After sitting quiet for most of the first half, the group started chanting “We Want Justice” before halftime.

Even while she was there, Armon-Wickers claims racism was present.

“I heard the n-word said to me a few times, and even students started to hear 'put those posters down we don't want to see that,'" Armon-Wickers said.

“We needed to get our voices heard to everybody there,” Hassan said. “We thought it was the best place to do that in the most peaceful way possible.”

On Sunday, President Crutcher wrote:

“The incidents of racism on our campus these past few days are hateful and harmful. I was deeply moved and proud of our students, who were so effective at last night’s basketball game, silently protesting and standing together to say that racism of any type has no place at our University.”

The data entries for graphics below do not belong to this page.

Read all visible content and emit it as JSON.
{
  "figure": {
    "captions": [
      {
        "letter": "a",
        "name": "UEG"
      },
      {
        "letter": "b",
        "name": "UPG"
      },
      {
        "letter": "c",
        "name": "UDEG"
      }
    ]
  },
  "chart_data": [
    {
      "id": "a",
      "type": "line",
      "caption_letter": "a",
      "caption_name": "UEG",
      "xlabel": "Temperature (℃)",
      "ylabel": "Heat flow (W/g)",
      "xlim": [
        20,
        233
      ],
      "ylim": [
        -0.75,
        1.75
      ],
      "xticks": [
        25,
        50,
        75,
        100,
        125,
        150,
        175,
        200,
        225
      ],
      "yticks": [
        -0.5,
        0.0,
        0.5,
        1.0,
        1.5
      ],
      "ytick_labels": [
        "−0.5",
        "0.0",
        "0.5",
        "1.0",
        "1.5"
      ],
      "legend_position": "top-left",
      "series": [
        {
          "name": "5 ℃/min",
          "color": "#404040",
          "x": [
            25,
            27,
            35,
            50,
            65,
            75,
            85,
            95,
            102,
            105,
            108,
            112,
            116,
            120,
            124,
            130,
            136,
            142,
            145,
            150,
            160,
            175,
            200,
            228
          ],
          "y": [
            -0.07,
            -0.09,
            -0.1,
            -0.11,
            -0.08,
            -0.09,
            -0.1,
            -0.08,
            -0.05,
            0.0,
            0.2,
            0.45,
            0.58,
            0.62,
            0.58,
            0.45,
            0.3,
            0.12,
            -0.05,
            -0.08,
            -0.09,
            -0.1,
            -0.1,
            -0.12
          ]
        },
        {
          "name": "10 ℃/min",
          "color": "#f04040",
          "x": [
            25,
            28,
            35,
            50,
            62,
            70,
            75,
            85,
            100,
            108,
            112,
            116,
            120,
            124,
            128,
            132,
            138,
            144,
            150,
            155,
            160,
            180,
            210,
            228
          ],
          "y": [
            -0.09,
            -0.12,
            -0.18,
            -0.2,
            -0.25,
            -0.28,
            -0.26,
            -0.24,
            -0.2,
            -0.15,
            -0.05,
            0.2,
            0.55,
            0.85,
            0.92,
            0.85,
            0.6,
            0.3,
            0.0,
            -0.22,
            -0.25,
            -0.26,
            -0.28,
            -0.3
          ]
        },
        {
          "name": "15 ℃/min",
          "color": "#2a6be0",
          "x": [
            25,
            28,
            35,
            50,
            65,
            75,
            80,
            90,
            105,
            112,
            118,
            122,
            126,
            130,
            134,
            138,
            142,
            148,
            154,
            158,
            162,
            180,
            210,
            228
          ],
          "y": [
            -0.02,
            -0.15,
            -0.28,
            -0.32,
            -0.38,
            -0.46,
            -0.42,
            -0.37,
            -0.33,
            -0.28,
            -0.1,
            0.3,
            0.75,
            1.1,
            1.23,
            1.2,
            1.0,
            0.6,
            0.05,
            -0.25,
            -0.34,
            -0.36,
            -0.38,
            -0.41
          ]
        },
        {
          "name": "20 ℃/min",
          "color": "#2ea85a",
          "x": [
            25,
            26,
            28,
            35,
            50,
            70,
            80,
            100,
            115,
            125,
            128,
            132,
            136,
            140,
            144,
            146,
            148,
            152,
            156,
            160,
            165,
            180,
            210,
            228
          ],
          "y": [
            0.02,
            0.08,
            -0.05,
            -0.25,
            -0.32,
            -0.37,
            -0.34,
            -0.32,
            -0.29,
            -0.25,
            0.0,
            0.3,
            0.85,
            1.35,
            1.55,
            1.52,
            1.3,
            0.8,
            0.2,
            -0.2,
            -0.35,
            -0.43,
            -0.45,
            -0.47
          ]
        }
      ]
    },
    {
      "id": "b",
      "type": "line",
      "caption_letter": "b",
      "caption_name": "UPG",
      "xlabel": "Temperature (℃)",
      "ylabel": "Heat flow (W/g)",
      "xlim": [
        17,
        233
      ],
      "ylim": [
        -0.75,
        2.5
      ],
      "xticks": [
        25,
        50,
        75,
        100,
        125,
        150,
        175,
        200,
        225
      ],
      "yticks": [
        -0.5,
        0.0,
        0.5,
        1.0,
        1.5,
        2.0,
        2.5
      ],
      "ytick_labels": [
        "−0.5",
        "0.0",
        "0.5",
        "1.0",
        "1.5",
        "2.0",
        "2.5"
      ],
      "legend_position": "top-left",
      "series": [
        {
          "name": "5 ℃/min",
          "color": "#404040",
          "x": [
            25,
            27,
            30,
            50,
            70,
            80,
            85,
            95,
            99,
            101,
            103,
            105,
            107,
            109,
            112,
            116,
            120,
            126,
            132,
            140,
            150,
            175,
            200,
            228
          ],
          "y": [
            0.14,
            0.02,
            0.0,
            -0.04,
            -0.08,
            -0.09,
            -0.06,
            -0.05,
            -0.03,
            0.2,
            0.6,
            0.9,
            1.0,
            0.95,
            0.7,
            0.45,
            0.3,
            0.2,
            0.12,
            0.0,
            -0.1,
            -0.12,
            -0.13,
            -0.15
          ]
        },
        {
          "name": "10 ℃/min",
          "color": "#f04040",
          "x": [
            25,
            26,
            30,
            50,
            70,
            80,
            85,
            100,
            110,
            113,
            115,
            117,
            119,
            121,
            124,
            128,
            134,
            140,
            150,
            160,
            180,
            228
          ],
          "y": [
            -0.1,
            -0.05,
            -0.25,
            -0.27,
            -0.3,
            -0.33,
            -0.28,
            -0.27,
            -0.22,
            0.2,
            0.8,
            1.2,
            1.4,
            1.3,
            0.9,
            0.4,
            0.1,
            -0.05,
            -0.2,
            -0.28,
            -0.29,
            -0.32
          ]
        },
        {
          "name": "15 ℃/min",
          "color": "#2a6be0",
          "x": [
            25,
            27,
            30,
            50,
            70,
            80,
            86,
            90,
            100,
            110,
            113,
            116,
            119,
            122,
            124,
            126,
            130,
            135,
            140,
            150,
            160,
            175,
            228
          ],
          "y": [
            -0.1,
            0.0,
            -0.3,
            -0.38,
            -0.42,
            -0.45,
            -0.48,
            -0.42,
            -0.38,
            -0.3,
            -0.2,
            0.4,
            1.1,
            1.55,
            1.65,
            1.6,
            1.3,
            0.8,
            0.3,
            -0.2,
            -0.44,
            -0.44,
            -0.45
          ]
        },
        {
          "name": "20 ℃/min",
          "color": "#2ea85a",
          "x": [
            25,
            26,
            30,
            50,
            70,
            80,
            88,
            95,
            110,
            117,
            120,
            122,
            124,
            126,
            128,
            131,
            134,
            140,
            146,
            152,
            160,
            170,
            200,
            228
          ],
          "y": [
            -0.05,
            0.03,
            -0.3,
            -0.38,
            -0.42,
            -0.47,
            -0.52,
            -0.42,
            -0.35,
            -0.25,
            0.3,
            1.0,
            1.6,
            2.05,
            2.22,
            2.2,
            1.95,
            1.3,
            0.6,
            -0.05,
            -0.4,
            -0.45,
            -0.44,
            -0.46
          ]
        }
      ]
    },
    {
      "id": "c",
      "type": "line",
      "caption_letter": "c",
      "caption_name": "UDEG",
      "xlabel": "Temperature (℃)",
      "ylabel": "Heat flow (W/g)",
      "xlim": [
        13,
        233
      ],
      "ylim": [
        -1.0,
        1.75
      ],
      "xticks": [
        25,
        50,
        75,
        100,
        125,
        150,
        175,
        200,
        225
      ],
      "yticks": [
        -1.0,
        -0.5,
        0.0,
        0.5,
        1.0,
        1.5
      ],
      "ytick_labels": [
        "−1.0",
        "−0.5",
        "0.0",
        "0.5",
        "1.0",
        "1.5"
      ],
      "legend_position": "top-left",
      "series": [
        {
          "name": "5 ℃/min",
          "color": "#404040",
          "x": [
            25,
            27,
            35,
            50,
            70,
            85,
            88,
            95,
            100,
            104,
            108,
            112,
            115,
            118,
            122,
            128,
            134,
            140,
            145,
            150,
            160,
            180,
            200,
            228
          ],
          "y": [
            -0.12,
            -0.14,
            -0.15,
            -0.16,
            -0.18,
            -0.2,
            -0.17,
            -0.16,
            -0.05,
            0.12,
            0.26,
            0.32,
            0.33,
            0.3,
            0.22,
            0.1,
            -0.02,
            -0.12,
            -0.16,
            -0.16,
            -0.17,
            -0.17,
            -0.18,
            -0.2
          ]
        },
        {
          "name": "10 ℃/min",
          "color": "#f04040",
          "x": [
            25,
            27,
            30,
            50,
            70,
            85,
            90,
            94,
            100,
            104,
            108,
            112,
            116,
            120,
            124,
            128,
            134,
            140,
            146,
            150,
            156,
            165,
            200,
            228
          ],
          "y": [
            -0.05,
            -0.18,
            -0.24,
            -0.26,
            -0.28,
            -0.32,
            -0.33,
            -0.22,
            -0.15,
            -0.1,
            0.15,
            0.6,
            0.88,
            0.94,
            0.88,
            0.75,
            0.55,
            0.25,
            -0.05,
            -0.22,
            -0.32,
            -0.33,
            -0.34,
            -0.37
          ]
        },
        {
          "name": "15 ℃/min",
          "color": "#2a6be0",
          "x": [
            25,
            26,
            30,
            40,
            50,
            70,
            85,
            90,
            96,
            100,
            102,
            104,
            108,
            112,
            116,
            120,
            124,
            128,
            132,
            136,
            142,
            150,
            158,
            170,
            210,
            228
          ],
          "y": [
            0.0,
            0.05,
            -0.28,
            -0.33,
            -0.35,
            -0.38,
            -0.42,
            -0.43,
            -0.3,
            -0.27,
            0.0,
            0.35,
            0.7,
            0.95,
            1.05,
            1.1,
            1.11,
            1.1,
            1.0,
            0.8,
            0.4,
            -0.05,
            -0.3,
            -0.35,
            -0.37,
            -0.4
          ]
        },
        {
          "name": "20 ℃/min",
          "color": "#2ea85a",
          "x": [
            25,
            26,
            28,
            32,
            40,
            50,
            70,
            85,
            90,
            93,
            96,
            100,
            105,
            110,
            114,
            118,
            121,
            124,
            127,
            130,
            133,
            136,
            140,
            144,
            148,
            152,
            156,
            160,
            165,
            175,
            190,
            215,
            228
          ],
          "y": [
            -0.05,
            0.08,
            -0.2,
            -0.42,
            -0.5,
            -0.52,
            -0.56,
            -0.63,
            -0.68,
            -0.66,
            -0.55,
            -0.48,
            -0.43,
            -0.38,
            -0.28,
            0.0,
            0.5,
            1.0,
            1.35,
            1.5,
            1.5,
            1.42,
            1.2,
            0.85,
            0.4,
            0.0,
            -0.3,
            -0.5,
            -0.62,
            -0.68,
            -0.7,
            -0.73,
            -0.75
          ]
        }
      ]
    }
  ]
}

Now, student organizations at the university are planning for more dialogue. An open-mic will be held Tuesday at 12 p.m. at The Forum for students to voice their concerns about what happened.

Crutcher has also organized a campus community meeting on Thurs. Jan. 30 from 6 p.m. to 7:30 p.m. in the Alice Haynes Room of the Commons.

“The University’s other leaders and I want to hear from you about your perspectives, concerns, and suggestions,” Crutcher said. “We have invited student leaders to provide guidance in planning our meeting… As we come together as a community, we will demonstrate in a clear and public way that each individual on this campus is valued and that their voice will be heard.”

However, Hassan said this kind of discussion needs involvement from the entire student body.

"I don't think the conversations are going to be particularly helpful unless everyone is involved in it,” she said. “It can't just be a minority group sitting there when no one else is listening to them except each other. That's not going to create any change."

“People are just close-minded,” Elnaggar said. “They have this idea of ‘I want to be right’ and won’t accept anybody’s opinions. They just have this mindset and just want everybody to follow it.”